Cielle wanted to say, Daddy is dead, but Bodie and Helen came in, chatting and flirty, their arms touching. Nobody should have to know this, she thought.

"I told Helen they could stay for supper," Bodie said to his mother. "That all right?"

"Of course," Mrs. Mitchell said, and patted her upper lip. "But I'm not baking anything, we'll just have beans and leftover chicken."

The cold drink felt good but Cielle felt light-headed, tired, as if she could lie down on the floor right then and sleep. She needed to tell someone about her father in the barn, her mother in the bath. But she knew to say the words out loud was to change lives instantly, and to throw the world off balance from that moment on. She remembered the barn swallows clucking and flapping high up in the rafters and her father's horse stomping in his stall. The sharp smell of urine. The wheelbarrow in which she'd carried the eggs that morning. Had he stood on it in his last moments? If she had put the wheelbarrow behind the barn, maybe none of this would have happened. Maybe if she'd done the birdcall back he would have known she loved him, but that morning her hands smelled of bleach and she didn't want them near her face, near her eyes. Now, at the Mitchells', all she could think of was the sharp smell of bleach on her fingers. Maybe if she didn't say the words Daddy's dead, didn't even think them and stayed at the Mitchells', then by the time they went home she would know it was imagined and her mother would be out of the bath in a cotton dress, and her father would be in for dinner. They would be sitting at the kitchen table eating steak and potatoes, listening to the ball game on the radio.

Mr. Mitchell walked in red-faced and sweaty. He wore a white undershirt tank and dirty pants held up by suspenders. He wiped his face on one of the folded towels and Mrs. Mitchell said, "Honest to God, Jim, not a good, clean towel."

Mr.
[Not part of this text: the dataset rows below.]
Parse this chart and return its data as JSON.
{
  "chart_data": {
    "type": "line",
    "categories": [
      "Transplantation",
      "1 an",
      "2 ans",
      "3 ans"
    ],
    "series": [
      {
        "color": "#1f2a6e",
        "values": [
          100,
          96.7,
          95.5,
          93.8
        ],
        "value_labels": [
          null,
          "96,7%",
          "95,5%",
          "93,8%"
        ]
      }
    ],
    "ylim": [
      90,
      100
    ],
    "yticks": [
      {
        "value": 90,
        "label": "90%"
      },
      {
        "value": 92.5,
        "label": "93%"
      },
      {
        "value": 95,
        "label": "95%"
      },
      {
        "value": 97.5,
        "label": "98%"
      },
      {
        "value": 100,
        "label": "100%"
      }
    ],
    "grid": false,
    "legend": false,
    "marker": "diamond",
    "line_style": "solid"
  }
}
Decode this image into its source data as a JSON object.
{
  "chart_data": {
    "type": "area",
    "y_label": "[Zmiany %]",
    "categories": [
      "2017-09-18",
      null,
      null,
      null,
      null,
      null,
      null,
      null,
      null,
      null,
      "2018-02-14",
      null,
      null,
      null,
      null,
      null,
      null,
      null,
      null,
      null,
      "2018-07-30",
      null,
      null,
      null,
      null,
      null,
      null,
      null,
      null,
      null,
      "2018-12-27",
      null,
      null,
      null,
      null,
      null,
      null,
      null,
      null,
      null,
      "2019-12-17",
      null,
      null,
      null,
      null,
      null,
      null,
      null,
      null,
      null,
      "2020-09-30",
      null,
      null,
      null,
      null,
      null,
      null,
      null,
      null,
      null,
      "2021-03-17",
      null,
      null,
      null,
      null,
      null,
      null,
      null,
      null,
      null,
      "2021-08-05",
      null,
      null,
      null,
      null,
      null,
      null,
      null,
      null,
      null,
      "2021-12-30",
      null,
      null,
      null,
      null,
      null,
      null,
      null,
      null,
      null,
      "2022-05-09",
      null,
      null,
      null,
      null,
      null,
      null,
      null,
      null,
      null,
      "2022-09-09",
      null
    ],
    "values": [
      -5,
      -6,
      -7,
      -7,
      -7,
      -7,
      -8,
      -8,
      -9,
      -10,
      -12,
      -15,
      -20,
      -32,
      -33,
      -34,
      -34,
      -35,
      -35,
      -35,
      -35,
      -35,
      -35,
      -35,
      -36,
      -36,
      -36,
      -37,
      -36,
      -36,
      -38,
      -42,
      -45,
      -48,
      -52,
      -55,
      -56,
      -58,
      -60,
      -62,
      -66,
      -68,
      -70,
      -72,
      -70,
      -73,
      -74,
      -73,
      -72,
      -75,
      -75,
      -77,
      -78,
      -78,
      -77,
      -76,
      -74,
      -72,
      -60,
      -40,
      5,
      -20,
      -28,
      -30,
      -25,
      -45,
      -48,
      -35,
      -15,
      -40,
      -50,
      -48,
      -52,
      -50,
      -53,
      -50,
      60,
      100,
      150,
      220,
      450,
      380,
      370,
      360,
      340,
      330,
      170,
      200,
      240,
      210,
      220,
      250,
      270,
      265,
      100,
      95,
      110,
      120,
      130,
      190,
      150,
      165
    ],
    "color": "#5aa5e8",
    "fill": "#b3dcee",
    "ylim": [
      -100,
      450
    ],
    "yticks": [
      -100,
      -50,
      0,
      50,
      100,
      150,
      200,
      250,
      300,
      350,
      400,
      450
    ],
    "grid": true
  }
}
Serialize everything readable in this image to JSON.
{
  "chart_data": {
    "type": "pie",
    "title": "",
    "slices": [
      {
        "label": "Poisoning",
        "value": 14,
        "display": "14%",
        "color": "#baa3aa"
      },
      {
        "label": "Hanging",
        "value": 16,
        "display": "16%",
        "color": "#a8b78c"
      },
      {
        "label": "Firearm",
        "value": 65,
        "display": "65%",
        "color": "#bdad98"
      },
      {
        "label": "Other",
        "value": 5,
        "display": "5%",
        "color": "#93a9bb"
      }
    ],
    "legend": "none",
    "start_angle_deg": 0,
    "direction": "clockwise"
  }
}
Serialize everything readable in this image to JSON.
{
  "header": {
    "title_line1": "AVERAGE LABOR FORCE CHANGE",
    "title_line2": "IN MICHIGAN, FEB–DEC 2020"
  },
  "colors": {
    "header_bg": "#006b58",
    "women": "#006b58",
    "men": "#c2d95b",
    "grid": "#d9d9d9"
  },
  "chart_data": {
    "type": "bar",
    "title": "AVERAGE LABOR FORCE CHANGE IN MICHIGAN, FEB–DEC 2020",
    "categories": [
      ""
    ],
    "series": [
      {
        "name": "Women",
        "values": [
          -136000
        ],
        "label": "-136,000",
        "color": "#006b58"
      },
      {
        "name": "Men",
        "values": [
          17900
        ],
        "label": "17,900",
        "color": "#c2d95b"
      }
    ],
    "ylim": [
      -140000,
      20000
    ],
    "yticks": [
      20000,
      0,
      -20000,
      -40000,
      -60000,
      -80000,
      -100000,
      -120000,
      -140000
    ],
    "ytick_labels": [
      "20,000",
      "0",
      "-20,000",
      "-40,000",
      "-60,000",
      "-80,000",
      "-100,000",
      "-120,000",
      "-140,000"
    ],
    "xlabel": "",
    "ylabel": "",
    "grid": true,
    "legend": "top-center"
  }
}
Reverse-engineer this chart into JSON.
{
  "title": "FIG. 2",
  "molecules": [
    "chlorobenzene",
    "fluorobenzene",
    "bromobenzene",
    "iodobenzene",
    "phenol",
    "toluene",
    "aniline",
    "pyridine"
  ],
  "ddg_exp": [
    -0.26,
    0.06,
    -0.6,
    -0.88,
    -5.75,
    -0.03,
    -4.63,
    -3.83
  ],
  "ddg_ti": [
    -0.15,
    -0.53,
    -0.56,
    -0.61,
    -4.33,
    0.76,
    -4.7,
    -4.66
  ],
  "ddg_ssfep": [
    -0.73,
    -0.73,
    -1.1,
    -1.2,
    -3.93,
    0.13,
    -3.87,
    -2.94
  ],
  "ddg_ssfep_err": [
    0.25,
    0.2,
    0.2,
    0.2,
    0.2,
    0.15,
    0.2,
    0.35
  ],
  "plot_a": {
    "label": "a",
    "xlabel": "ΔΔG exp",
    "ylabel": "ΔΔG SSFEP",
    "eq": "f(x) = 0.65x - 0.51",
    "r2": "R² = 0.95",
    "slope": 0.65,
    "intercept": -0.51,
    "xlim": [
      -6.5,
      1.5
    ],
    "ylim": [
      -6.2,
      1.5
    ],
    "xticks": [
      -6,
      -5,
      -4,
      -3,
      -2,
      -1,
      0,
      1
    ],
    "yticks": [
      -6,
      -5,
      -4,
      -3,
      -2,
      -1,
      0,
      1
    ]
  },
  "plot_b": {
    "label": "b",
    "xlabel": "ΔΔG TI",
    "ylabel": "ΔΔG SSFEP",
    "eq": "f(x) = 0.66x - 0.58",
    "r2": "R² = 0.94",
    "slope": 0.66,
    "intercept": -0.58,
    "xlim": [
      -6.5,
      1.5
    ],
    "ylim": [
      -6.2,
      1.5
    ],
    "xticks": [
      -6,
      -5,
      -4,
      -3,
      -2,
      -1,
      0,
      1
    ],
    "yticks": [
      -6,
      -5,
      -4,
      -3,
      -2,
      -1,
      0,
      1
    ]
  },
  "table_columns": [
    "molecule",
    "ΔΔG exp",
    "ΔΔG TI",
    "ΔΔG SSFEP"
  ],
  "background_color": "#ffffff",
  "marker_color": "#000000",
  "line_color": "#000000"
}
Mitchell laughed. "Expect me to wipe my face with a dirty towel?"

"Just not a good bath towel," she said, and handed him a glass of iced tea, and he leaned in and kissed her on the cheek.

"I'll wash up for my sweetheart," he said, and took a long drink, "just after Miss Cielle here might help me bring in a horse." He winked at Cielle, set his glass down, and held the door open for her.

The Mitchells owned two American quarter horse mares—compact, strong animals. They had English saddles and bridles and let Cielle ride when she wanted. Mrs. Mitchell gave lessons on weekends for extra money but taught Cielle for free.

Cielle walked behind Mr. Mitchell. His steps were heavy and sure in his work boots, and his soles left diamond patterns in the dirt. Cielle stretched her legs to step into his footprints as if they were tracks in the snow. She moved forward awkwardly like a circus clown with a wide, exaggerated walk. She saw him turn his head toward the pasture for the horses, but knew it was for a sideways glance of her behind him, and he smiled and continued on. He smelled like her father after work in the sun—musky and salty and alive.